Ajin T6 - Par Gamon Sakurai - Glénat

23 juillet 2016 0 commentaire
  • Tome de transition qui permet de développer certains personnages secondaires. De quoi préparer une suite que l'on attend explosive. {Ajin} confirme encore son statut de bon seinen du moment.

Ce sixième tome vient en effet couronner un temps fort pour la série de Gamon Sakurai : deux prix récoltés à l’occasion de Japan Expo. Celui du public pour le meilleur seinen et celui du jury pour la meilleure nouvelle série (nous vous en parlions là). Et les lecteurs ne s’y sont pas trompés : Ajin s’offre comme un thriller fantastique posant des questionnements sociétaux collectifs et individuels et accordant de vrais développements à ses personnages.

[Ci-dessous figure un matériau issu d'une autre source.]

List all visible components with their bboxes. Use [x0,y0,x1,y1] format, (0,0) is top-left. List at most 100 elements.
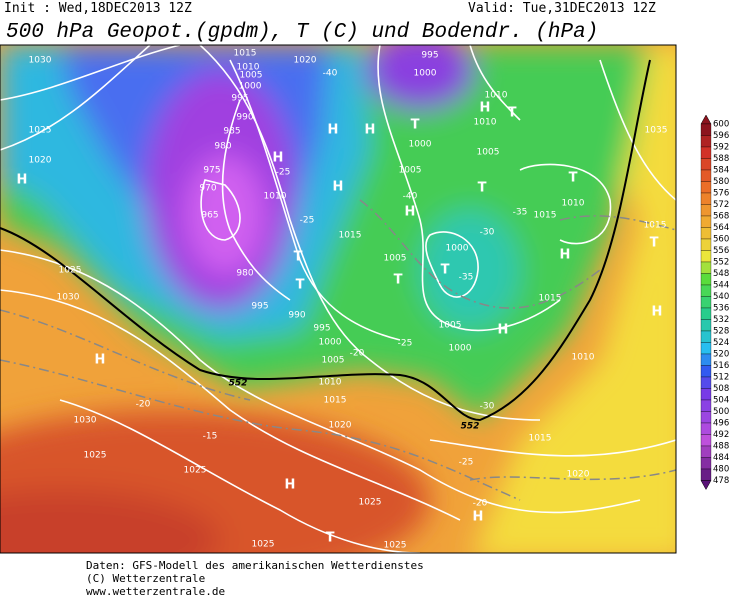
colorbar-segment [700,342,712,355]
colorbar-segment [700,261,712,274]
contour-label: 1000 [409,140,432,150]
colorbar-segment [700,227,712,240]
contour-label: 1015 [234,49,257,59]
pressure-center: H [473,510,484,525]
colorbar-arrow-top [700,114,712,125]
contour-label: 1025 [252,540,275,550]
contour-label: 1015 [339,231,362,241]
colorbar-tick-label: 484 [713,453,729,463]
contour-label: -30 [480,402,495,412]
colorbar-segment [700,307,712,320]
pressure-center: T [296,278,305,293]
contour-label: -15 [203,432,218,442]
contour-label: 1010 [562,199,585,209]
footer-line: (C) Wetterzentrale [86,572,205,585]
colorbar-segment [700,457,712,470]
contour-label: 1000 [449,344,472,354]
contour-label: 1010 [264,192,287,202]
contour-label: -40 [323,69,338,79]
colorbar-tick-label: 532 [713,315,729,325]
colorbar-segment [700,388,712,401]
contour-label: 1025 [184,466,207,476]
contour-label: 1000 [239,82,262,92]
contour-label: 1025 [59,266,82,276]
isobars [0,45,676,553]
colorbar-tick-label: 588 [713,154,729,164]
colorbar-tick-label: 600 [713,120,729,130]
contour-label: 990 [236,113,253,123]
colorbar-segment [700,238,712,251]
colorbar-tick-label: 556 [713,246,729,256]
contour-label: -20 [350,349,365,359]
colorbar-tick-label: 512 [713,373,729,383]
colorbar-tick-label: 544 [713,281,729,291]
contour-label: 1025 [359,498,382,508]
colorbar-segment [700,284,712,297]
pressure-center: T [478,181,487,196]
pressure-center: H [95,353,106,368]
contour-label: 1030 [57,293,80,303]
contour-label: 995 [313,324,330,334]
contour-label: -20 [136,400,151,410]
colorbar-tick-label: 488 [713,442,729,452]
pressure-center: T [326,531,335,546]
contour-label: 990 [288,311,305,321]
contour-label: 1020 [294,56,317,66]
contour-label: 1020 [329,421,352,431]
contour-label: 1005 [477,148,500,158]
contour-label: 1010 [572,353,595,363]
colorbar: 6005965925885845805765725685645605565525… [700,114,729,491]
contour-label: 1015 [644,221,667,231]
colorbar-segment [700,468,712,481]
colorbar-segment [700,296,712,309]
contour-label: 980 [236,269,253,279]
contour-label: 1000 [446,244,469,254]
colorbar-tick-label: 520 [713,350,729,360]
colorbar-segment [700,192,712,205]
colorbar-tick-label: 536 [713,304,729,314]
pressure-center: H [273,151,284,166]
pressure-center: T [569,171,578,186]
contour-label: 1005 [322,356,345,366]
contour-label: 980 [214,142,231,152]
colorbar-segment [700,411,712,424]
contour-label: 1010 [485,91,508,101]
footer-line: www.wetterzentrale.de [86,585,225,598]
colorbar-tick-label: 580 [713,177,729,187]
pressure-center: T [411,118,420,133]
contour-label: -40 [403,192,418,202]
contour-label: 975 [203,166,220,176]
contour-label: 1005 [240,71,263,81]
colorbar-segment [700,353,712,366]
colorbar-segment [700,319,712,332]
colorbar-segment [700,330,712,343]
contour-label: 1010 [237,63,260,73]
colorbar-segment [700,204,712,217]
colorbar-tick-label: 500 [713,407,729,417]
pressure-center: H [285,478,296,493]
colorbar-tick-label: 572 [713,200,729,210]
colorbar-segment [700,123,712,136]
colorbar-tick-label: 480 [713,465,729,475]
contour-label: -25 [459,458,474,468]
footer-line: Daten: GFS-Modell des amerikanischen Wet… [86,559,424,572]
colorbar-segment [700,158,712,171]
colorbar-tick-label: 584 [713,166,729,176]
contour-label: 552 [229,379,248,389]
contour-label: 995 [231,94,248,104]
contour-label: 995 [421,51,438,61]
colorbar-tick-label: 478 [713,476,729,486]
contour-label: 1015 [539,294,562,304]
pressure-center: T [650,236,659,251]
colorbar-tick-label: 592 [713,143,729,153]
contour-label: 552 [461,422,480,432]
pressure-center: T [441,263,450,278]
map-frame [0,44,677,554]
contour-label: 965 [201,211,218,221]
colorbar-segment [700,365,712,378]
colorbar-segment [700,135,712,148]
contour-552 [0,59,651,422]
footer: Daten: GFS-Modell des amerikanischen Wet… [86,559,424,598]
contour-label: 1025 [29,126,52,136]
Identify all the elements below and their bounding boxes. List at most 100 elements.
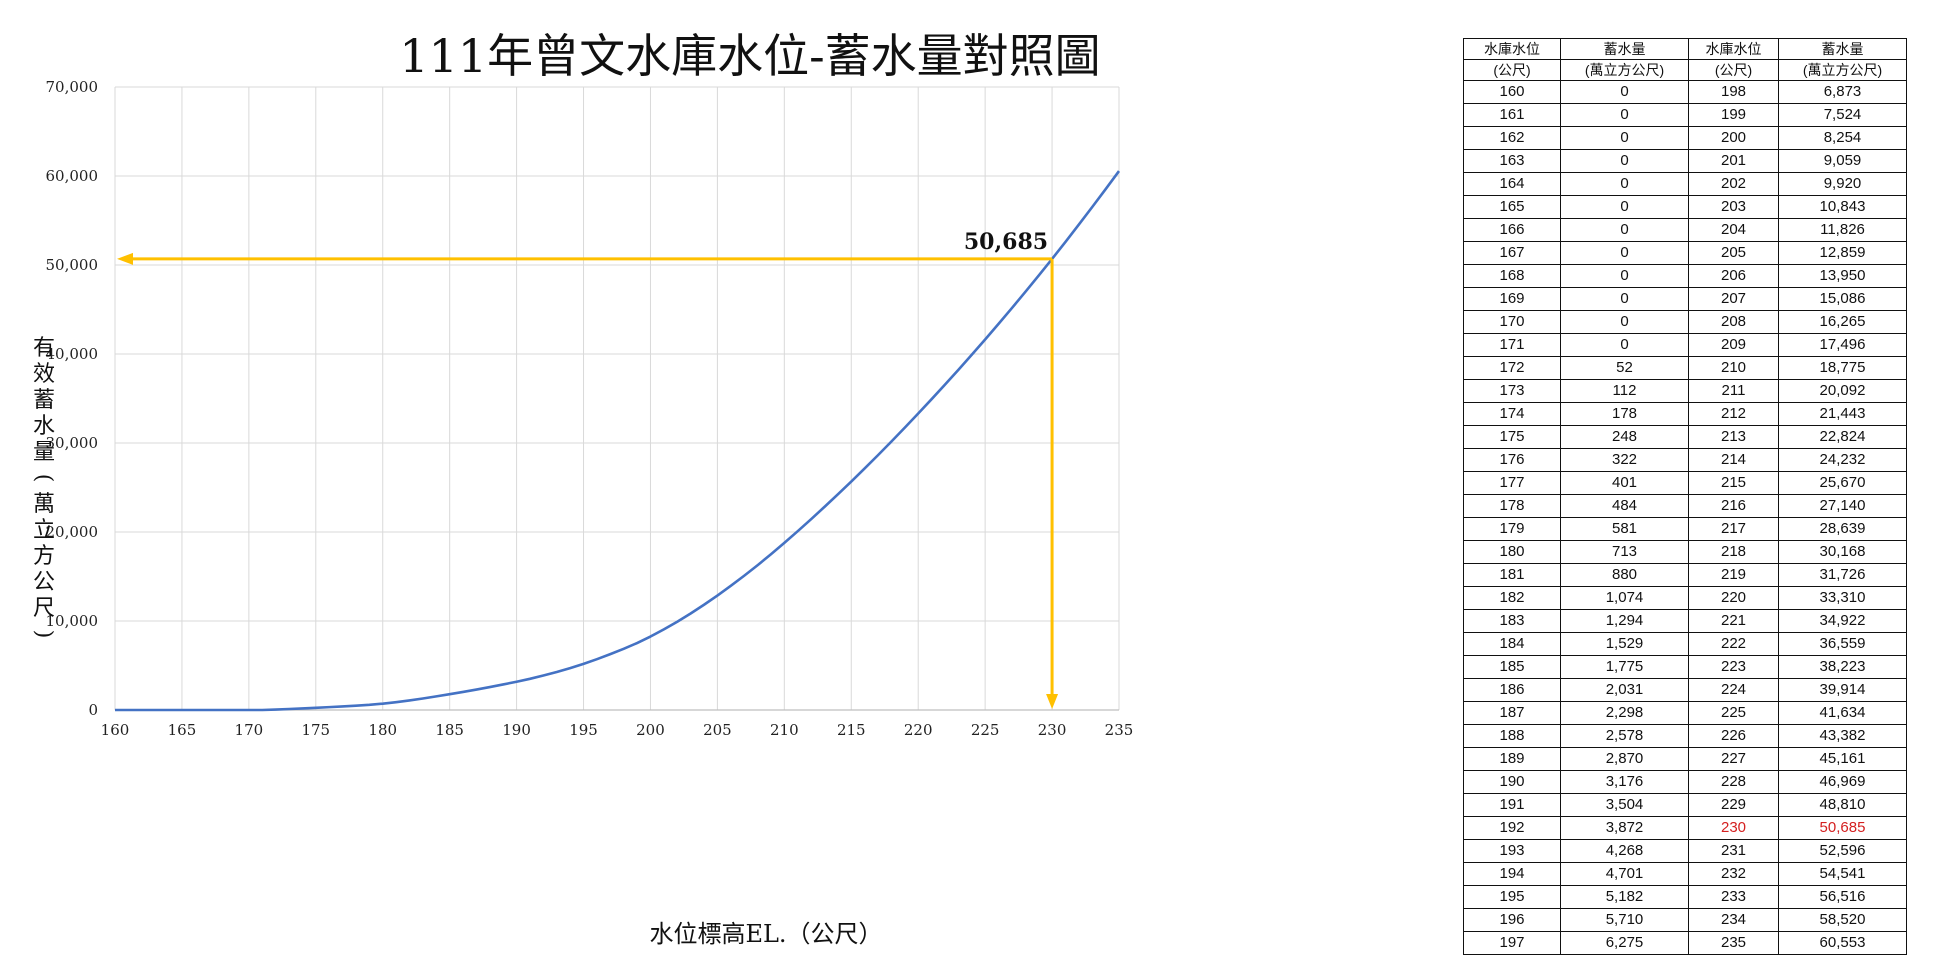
cell-storage-2: 56,516 <box>1778 885 1907 909</box>
x-tick-label: 205 <box>703 721 732 739</box>
cell-storage-2: 60,553 <box>1778 931 1907 955</box>
x-tick-label: 170 <box>235 721 264 739</box>
cell-level-1: 182 <box>1463 586 1561 610</box>
y-tick-label: 70,000 <box>46 78 99 96</box>
table-row: 188 2,578 226 43,382 <box>1463 724 1907 748</box>
cell-level-2: 227 <box>1688 747 1779 771</box>
cell-storage-1: 1,294 <box>1560 609 1689 633</box>
cell-storage-2: 20,092 <box>1778 379 1907 403</box>
cell-level-1: 183 <box>1463 609 1561 633</box>
cell-storage-1: 3,176 <box>1560 770 1689 794</box>
table-row: 192 3,872 230 50,685 <box>1463 816 1907 840</box>
cell-level-2: 219 <box>1688 563 1779 587</box>
y-tick-label: 60,000 <box>46 167 99 185</box>
cell-storage-1: 5,710 <box>1560 908 1689 932</box>
table-row: 165 0 203 10,843 <box>1463 195 1907 219</box>
table-row: 190 3,176 228 46,969 <box>1463 770 1907 794</box>
cell-level-2: 207 <box>1688 287 1779 311</box>
cell-level-2: 203 <box>1688 195 1779 219</box>
cell-level-2: 220 <box>1688 586 1779 610</box>
cell-storage-1: 3,504 <box>1560 793 1689 817</box>
cell-level-2: 218 <box>1688 540 1779 564</box>
x-tick-labels: 160 165 170 175 180 185 190 195 200 205 210 215 220 2… <box>101 721 1134 739</box>
cell-level-2: 216 <box>1688 494 1779 518</box>
table-row: 162 0 200 8,254 <box>1463 126 1907 150</box>
table-row: 177 401 215 25,670 <box>1463 471 1907 495</box>
cell-storage-1: 1,775 <box>1560 655 1689 679</box>
cell-storage-2: 12,859 <box>1778 241 1907 265</box>
cell-storage-1: 2,298 <box>1560 701 1689 725</box>
cell-storage-1: 2,031 <box>1560 678 1689 702</box>
cell-storage-1: 52 <box>1560 356 1689 380</box>
cell-storage-1: 0 <box>1560 195 1689 219</box>
header-storage-1: 蓄水量 <box>1560 38 1689 60</box>
cell-storage-2: 25,670 <box>1778 471 1907 495</box>
header-level-2: 水庫水位 <box>1688 38 1779 60</box>
cell-storage-2: 39,914 <box>1778 678 1907 702</box>
cell-level-1: 181 <box>1463 563 1561 587</box>
cell-level-2: 233 <box>1688 885 1779 909</box>
cell-storage-2: 34,922 <box>1778 609 1907 633</box>
cell-storage-2: 9,920 <box>1778 172 1907 196</box>
cell-level-2: 230 <box>1688 816 1779 840</box>
table-row: 185 1,775 223 38,223 <box>1463 655 1907 679</box>
water-level-table-panel: 水庫水位 蓄水量 水庫水位 蓄水量 (公尺) (萬立方公尺) (公尺) (萬立方… <box>1463 38 1907 955</box>
y-tick-label: 50,000 <box>46 256 99 274</box>
x-tick-label: 190 <box>502 721 531 739</box>
cell-level-2: 205 <box>1688 241 1779 265</box>
cell-storage-2: 13,950 <box>1778 264 1907 288</box>
cell-storage-1: 2,870 <box>1560 747 1689 771</box>
x-tick-label: 180 <box>368 721 397 739</box>
x-tick-label: 225 <box>971 721 1000 739</box>
table-row: 160 0 198 6,873 <box>1463 80 1907 104</box>
table-row: 174 178 212 21,443 <box>1463 402 1907 426</box>
y-axis-title-char: ( <box>31 474 56 483</box>
header-storage-unit-2: (萬立方公尺) <box>1778 59 1907 81</box>
arrow-left-icon <box>117 252 133 265</box>
y-axis-title-char: 效 <box>33 362 55 387</box>
cell-storage-2: 8,254 <box>1778 126 1907 150</box>
cell-level-1: 184 <box>1463 632 1561 656</box>
cell-level-1: 188 <box>1463 724 1561 748</box>
y-axis-title-char: 立 <box>33 518 55 543</box>
cell-storage-2: 41,634 <box>1778 701 1907 725</box>
cell-storage-2: 7,524 <box>1778 103 1907 127</box>
y-axis-title-char: ) <box>31 630 56 639</box>
x-tick-label: 175 <box>301 721 330 739</box>
cell-level-1: 180 <box>1463 540 1561 564</box>
cell-storage-2: 17,496 <box>1778 333 1907 357</box>
cell-storage-1: 3,872 <box>1560 816 1689 840</box>
y-tick-label: 20,000 <box>46 523 99 541</box>
cell-level-2: 231 <box>1688 839 1779 863</box>
header-storage-unit-1: (萬立方公尺) <box>1560 59 1689 81</box>
cell-storage-2: 48,810 <box>1778 793 1907 817</box>
cell-level-2: 217 <box>1688 517 1779 541</box>
cell-level-2: 198 <box>1688 80 1779 104</box>
table-row: 179 581 217 28,639 <box>1463 517 1907 541</box>
cell-storage-1: 0 <box>1560 264 1689 288</box>
cell-level-1: 175 <box>1463 425 1561 449</box>
table-row: 194 4,701 232 54,541 <box>1463 862 1907 886</box>
cell-storage-1: 0 <box>1560 241 1689 265</box>
header-level-1: 水庫水位 <box>1463 38 1561 60</box>
cell-level-1: 170 <box>1463 310 1561 334</box>
cell-level-1: 186 <box>1463 678 1561 702</box>
cell-storage-2: 10,843 <box>1778 195 1907 219</box>
table-row: 196 5,710 234 58,520 <box>1463 908 1907 932</box>
y-axis-title-char: 有 <box>33 336 55 361</box>
cell-level-1: 164 <box>1463 172 1561 196</box>
cell-level-2: 221 <box>1688 609 1779 633</box>
x-axis-title: 水位標高EL.（公尺） <box>649 920 882 948</box>
table-header-unit-row: (公尺) (萬立方公尺) (公尺) (萬立方公尺) <box>1463 59 1907 81</box>
table-row: 186 2,031 224 39,914 <box>1463 678 1907 702</box>
table-row: 191 3,504 229 48,810 <box>1463 793 1907 817</box>
cell-storage-1: 1,529 <box>1560 632 1689 656</box>
cell-level-2: 210 <box>1688 356 1779 380</box>
cell-level-1: 177 <box>1463 471 1561 495</box>
cell-level-1: 190 <box>1463 770 1561 794</box>
cell-storage-2: 33,310 <box>1778 586 1907 610</box>
chart-title: 111年曾文水庫水位-蓄水量對照圖 <box>399 29 1100 83</box>
cell-storage-1: 0 <box>1560 287 1689 311</box>
cell-storage-1: 4,701 <box>1560 862 1689 886</box>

C’est d’ailleurs l’objet de ce sixième tome qui marque une nette pause dans l’intrigue et l’action pour mieux s’attarder sur différents personnages secondaires. C’est d’abord le contraste entre Kei et Koh, nos deux ajins alliés de circonstance de l’humain Tosaki, qui se voit cultivé de manière assez fine et intéressante.

Puis le gros du volume revient tour à tour sur les destins douloureux de deux adjuvants que nous découvrons plus en détails pour l’occasion. Celui de Izumi Shimomura, garde du corps de Tosaki, avant son recrutement, présente un récit poignant et révoltant. Avant celui de Kaito, l’ami d’enfance de Kei que nous avions abandonné au début du récit, en prison depuis sa séparation avec notre héros. Là encore, de la douleur, mais aussi la mise en relief des convictions du jeune homme, avec une perspective d’espoir joliment couplée à celle d’une future évasion.

Ajin prend donc le temps de poser les jalons d’une intrigue manifestement pensée et réfléchie, tout en proposant de beaux moments autour de ses protagonistes. Et tant mieux : récit et personnages s’en trouvent enrichis.